If your content disappears the moment someone scrolls past it, you’re not really marketing.
You’re just filling space.
Consistency used to be the advantage.
Now it’s just the minimum.
Feeds are noisy.
People scroll faster.
AI content is everywhere.
So the real question isn’t “how often should we post?”
It’s “why should anyone stop for us?”
One mistake I see all the time is brands talking about themselves too much.
People don’t wake up wanting to learn about your company.
They care about their work, their stress, their problems, their identity.
If your content doesn’t connect to that, it gets ignored.
Another mistake is copying trends without understanding why they work.
A trend without context doesn’t build a brand.
It creates a spike, then disappears.
If a trend doesn’t fit your voice, your values, or your audience, forcing it usually does more harm than good.
The third mistake is posting without a point of view.
Most content fails because it’s too safe.
No opinion.
No stance.
No personality.
When everything sounds “okay”, nothing is memorable.
What actually works is much simpler, but harder to do.
Talk like a human.
Explain things clearly.
Share what you’ve learned from real experience, not theory.
People don’t trust perfection.
They trust honesty.
Real brands also repeat themselves — on purpose.
Same beliefs.
Same values.
Explained through different stories, moments, and situations.
That repetition is what builds trust.
Social media shouldn’t be treated like a campaign.

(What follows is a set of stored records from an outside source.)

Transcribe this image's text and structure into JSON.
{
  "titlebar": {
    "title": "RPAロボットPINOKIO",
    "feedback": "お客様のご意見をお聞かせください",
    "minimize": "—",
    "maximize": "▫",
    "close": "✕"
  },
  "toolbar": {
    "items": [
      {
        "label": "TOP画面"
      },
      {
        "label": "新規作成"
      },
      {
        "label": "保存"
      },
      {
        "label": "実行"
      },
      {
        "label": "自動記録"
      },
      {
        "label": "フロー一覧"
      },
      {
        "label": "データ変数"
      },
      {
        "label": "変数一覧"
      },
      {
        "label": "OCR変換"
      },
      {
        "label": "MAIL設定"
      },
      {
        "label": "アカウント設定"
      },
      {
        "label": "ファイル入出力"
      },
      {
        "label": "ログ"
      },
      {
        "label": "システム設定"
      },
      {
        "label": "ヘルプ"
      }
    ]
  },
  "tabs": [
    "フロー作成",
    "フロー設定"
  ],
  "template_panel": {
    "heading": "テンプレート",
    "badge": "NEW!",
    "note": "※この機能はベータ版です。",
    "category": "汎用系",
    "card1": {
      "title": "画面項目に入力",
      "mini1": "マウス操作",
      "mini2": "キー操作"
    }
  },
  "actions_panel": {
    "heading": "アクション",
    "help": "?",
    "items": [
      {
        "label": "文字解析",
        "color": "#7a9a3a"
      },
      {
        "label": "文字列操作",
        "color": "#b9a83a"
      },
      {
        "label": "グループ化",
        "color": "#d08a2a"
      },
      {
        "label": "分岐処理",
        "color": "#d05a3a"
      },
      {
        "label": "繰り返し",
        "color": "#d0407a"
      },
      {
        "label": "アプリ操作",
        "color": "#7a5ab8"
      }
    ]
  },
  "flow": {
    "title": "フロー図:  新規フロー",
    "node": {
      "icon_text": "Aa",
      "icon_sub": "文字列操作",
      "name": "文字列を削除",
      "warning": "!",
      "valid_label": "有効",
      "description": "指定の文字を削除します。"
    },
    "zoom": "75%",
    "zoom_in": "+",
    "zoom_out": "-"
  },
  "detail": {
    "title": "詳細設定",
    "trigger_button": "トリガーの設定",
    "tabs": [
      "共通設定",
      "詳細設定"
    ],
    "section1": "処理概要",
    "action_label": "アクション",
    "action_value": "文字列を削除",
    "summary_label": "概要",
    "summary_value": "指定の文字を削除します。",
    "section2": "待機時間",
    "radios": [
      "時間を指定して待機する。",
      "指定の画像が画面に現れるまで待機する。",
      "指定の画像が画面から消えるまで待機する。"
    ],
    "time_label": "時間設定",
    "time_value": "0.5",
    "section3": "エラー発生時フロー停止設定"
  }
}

It’s a long-term conversation.
If you disappear after a month, people forget you just as fast.
So is social media marketing still worth it?
Yes.
But only if you stop treating it like a hack.
The brands that win don’t shout.
They don’t over-polish.
They don’t pretend to be something they’re not.
They show up.
They explain clearly.
They sound real.
One question I always come back to is this:
If someone discovers your content today, would they understand what you stand for in 30 seconds?
If not, posting more won’t fix it.
Social media marketing isn’t about the algorithm.
It’s about clarity.
And courage.
The moment you stop trying to sound impressive is usually the moment people start listening.